In stunningly vituperative language, a Senate Judiciary Committee report described his bill as “a needless, futile, and utterly dangerous abandonment of constitutional principle…. [that] would subjugate the courts to the will of Congress and the President….” The report bore the signatures of seven Democrats. New York Times columnist Arthur Krock considered the attack on Roosevelt to be an attempt by conservatives to seize control of the party as much as to defeat the bill.

In June Gallup stated that opposition to the Court bill was now 59 percent and that FDR’s favorability down from 65 to 60 percent. His standing with Congress was at its lowest ebb since he took office.

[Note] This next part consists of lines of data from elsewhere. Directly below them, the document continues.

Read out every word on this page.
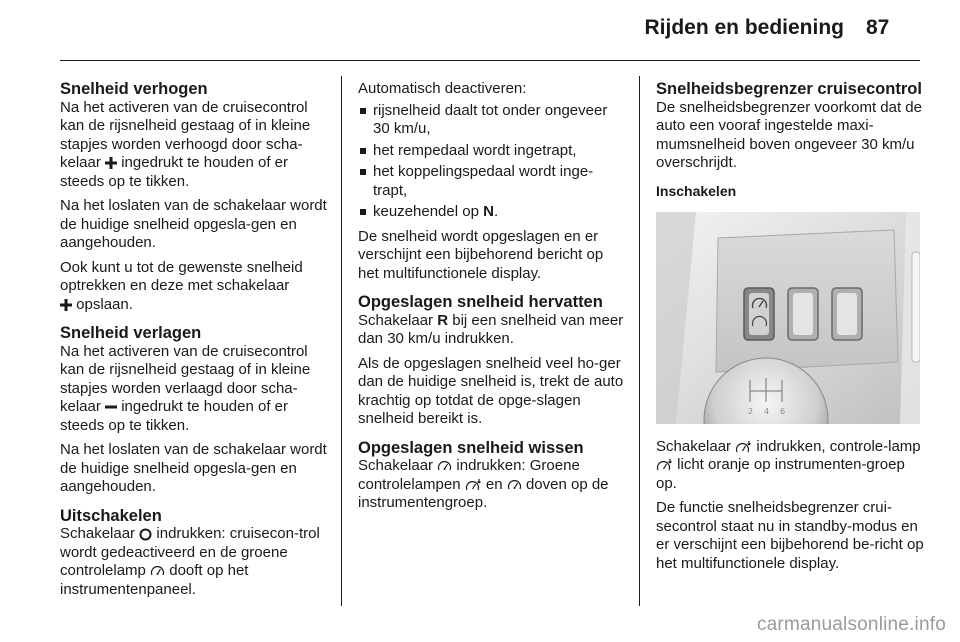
Rijden en bediening 87
Snelheid verhogen

Na het activeren van de cruisecontrol kan de rijsnelheid gestaag of in kleine stapjes worden verhoogd door scha-kelaar ingedrukt te houden of er steeds op te tikken.

Na het loslaten van de schakelaar wordt de huidige snelheid opgesla-gen en aangehouden.

Ook kunt u tot de gewenste snelheid optrekken en deze met schakelaar
opslaan.

Snelheid verlagen

Na het activeren van de cruisecontrol kan de rijsnelheid gestaag of in kleine stapjes worden verlaagd door scha-kelaar ingedrukt te houden of er steeds op te tikken.

Na het loslaten van de schakelaar wordt de huidige snelheid opgesla-gen en aangehouden.

Uitschakelen

Schakelaar indrukken: cruisecon-trol wordt gedeactiveerd en de groene controlelamp dooft op het instrumentenpaneel.

Automatisch deactiveren:

rijsnelheid daalt tot onder ongeveer 30 km/u,
het rempedaal wordt ingetrapt,
het koppelingspedaal wordt inge-trapt,
keuzehendel op N.

De snelheid wordt opgeslagen en er verschijnt een bijbehorend bericht op het multifunctionele display.

Opgeslagen snelheid hervatten

Schakelaar R bij een snelheid van meer dan 30 km/u indrukken.

Als de opgeslagen snelheid veel ho-ger dan de huidige snelheid is, trekt de auto krachtig op totdat de opge-slagen snelheid bereikt is.

Opgeslagen snelheid wissen

Schakelaar indrukken: Groene controlelampen en doven op de instrumentengroep.

Snelheidsbegrenzer cruisecontrol

De snelheidsbegrenzer voorkomt dat de auto een vooraf ingestelde maxi-mumsnelheid boven ongeveer 30 km/u overschrijdt.

Inschakelen
2 4 6

Schakelaar indrukken, controle-lamp  licht oranje op instrumenten-groep op.

De functie snelheidsbegrenzer crui-secontrol staat nu in standby-modus en er verschijnt een bijbehorend be-richt op het multifunctionele display.

carmanualsonline.info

Any slim hope of salvaging the plan died in July with Senate Majority Leader Joseph Robinson of Arkansas, a well-liked conservative who supported the bill. Widely expected to be the president’s first Supreme Court nominee, Robinson succumbed to a heart attack two weeks into the Senate debate, and the bill’s opponents announced a day later that they had the votes to send the measure back to committee. Despite a 76-16 Democratic majority, the motion to send the bill into oblivion passed, 70 to 20.

In a press conference the next day, Roosevelt hid his disappointment, claiming to have achieved his goal of influencing Court decisions. But his closest advisers had seen his anger.

 “He isn’t going to take his defeat lying down,” Democratic Party Chairman James Farley noted in his diary. “He has been double-crossed…by people who should have been loyal supporters.”